Today, there is a renewed emphasis on applied and technical education. I am not familiar with what the polytechnics and ITE here do, but I can speak about what NTU is already doing. Education at NTU is already very applied and specialised, for example, in the fields of teaching, journalism, accountancy, engineering and medicine.
We train our students academically and to be technically competent in these professions through hands-on training, industry attachments and internships. In my view, our degree courses for professions like teaching, medicine, journalism, engineering and accountancy need to be both academic and specialised. At least at higher levels of specialised training, that is training provided by the university. It’s not either or; it’s both.
Let me give an example of an engineer’s future. In the industry of tomorrow, the machines will run themselves. The engineer will be the one programming the robot, not the one standing with the machine and doing things. If you go to modern industries in Sweden, the factory floor is almost empty. With such a future in mind, NTU needs to train engineers not just technically but also academically.
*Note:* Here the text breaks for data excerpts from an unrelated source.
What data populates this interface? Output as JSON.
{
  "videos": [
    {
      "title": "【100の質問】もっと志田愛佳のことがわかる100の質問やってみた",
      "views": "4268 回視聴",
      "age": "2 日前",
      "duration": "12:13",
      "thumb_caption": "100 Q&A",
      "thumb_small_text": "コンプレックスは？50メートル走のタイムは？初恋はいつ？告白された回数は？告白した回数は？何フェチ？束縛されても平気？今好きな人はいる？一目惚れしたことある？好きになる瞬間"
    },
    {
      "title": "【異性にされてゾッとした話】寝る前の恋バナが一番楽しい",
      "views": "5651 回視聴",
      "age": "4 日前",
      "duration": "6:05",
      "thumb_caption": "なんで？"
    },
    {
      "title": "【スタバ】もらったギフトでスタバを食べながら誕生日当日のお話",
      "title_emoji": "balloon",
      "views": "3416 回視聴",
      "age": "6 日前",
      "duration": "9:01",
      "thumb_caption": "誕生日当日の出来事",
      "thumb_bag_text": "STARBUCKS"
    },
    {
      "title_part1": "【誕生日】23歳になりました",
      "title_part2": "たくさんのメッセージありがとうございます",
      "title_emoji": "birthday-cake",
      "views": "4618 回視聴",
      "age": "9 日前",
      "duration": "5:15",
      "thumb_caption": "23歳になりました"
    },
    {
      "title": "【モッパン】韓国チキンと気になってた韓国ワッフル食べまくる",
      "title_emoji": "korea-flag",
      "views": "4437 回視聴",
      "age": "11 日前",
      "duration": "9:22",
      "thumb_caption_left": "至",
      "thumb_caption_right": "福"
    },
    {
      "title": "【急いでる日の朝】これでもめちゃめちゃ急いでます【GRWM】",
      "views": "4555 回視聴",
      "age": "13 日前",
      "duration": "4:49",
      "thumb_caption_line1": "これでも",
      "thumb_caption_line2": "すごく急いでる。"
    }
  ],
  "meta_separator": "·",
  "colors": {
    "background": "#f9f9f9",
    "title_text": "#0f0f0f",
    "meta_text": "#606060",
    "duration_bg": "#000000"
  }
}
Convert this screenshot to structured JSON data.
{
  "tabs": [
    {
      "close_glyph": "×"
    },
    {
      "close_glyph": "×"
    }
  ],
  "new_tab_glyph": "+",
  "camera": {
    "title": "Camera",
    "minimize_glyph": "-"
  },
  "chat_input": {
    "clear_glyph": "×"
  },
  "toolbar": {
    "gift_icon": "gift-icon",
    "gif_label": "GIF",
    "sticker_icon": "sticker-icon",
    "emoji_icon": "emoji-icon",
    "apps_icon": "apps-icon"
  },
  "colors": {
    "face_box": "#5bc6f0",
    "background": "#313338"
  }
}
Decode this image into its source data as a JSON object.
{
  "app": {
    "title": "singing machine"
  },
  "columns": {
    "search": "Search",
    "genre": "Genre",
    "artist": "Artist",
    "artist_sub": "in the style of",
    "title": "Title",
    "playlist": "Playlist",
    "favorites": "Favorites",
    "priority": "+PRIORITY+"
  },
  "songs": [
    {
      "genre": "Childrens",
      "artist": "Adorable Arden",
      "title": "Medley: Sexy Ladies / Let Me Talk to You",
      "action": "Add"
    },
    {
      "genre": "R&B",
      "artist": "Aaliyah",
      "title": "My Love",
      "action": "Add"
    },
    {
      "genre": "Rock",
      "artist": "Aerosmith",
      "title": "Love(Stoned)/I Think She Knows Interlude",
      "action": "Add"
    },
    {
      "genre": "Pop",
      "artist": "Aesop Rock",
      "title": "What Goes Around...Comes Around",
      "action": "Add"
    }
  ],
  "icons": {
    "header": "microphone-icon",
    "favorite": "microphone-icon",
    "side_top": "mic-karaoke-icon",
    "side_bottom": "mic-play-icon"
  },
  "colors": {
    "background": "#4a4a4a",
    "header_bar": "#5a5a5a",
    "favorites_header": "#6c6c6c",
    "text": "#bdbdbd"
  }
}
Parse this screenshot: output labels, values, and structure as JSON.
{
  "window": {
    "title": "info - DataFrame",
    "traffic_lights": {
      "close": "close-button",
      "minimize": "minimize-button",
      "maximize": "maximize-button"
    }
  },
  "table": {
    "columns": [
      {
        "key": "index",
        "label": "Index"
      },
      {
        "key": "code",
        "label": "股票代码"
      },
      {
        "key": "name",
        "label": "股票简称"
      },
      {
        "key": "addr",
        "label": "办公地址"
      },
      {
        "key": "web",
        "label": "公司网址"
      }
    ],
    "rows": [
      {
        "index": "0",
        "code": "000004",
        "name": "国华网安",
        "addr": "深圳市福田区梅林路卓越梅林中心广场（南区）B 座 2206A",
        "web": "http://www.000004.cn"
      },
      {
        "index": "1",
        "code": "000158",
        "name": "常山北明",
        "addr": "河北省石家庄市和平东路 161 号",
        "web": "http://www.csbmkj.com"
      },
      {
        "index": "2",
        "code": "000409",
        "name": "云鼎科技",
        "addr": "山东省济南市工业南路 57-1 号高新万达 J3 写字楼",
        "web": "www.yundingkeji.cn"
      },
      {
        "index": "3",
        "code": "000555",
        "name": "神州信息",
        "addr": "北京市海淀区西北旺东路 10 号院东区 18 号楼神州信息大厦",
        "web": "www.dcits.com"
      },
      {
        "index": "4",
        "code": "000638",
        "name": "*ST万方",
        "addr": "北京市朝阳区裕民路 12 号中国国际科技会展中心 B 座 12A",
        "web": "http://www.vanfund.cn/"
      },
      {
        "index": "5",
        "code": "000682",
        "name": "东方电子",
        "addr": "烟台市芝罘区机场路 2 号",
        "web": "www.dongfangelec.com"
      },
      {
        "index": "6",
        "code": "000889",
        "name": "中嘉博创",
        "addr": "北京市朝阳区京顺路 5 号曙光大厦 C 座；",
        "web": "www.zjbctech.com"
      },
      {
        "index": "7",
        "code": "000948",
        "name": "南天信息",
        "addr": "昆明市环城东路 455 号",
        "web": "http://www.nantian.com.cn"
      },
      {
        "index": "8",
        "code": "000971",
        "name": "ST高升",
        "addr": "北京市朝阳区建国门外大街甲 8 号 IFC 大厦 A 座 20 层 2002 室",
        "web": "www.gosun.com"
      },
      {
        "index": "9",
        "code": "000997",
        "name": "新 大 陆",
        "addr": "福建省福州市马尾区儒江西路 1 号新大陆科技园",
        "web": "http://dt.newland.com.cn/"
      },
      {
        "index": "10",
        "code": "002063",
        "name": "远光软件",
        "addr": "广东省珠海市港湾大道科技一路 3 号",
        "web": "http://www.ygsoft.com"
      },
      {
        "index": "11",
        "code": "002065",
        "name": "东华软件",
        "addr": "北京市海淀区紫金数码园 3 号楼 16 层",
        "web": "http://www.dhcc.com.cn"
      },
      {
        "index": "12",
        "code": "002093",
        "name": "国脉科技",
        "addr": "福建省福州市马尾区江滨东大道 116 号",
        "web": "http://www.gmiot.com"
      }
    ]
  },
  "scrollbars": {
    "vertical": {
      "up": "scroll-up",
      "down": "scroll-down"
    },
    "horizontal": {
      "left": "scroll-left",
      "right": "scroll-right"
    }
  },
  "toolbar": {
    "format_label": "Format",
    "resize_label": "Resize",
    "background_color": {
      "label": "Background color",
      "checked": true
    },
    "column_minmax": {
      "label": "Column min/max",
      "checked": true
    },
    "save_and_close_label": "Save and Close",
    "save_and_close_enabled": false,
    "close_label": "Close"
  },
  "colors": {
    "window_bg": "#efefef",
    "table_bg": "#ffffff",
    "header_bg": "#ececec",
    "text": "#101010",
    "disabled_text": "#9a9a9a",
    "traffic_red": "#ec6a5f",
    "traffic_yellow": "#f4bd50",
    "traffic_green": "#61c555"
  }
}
NTU today is well-positioned to meet the requirements of the economy. We produce top-quality graduates that the industry needs. We are gaining international recognition for our teaching and research and moving up quickly in the global university rankings. Of course, we should never be complacent and will continue to work hard for it, together with our key stakeholders, so that NTU will continue to be a jewel in Singapore’s higher education landscape.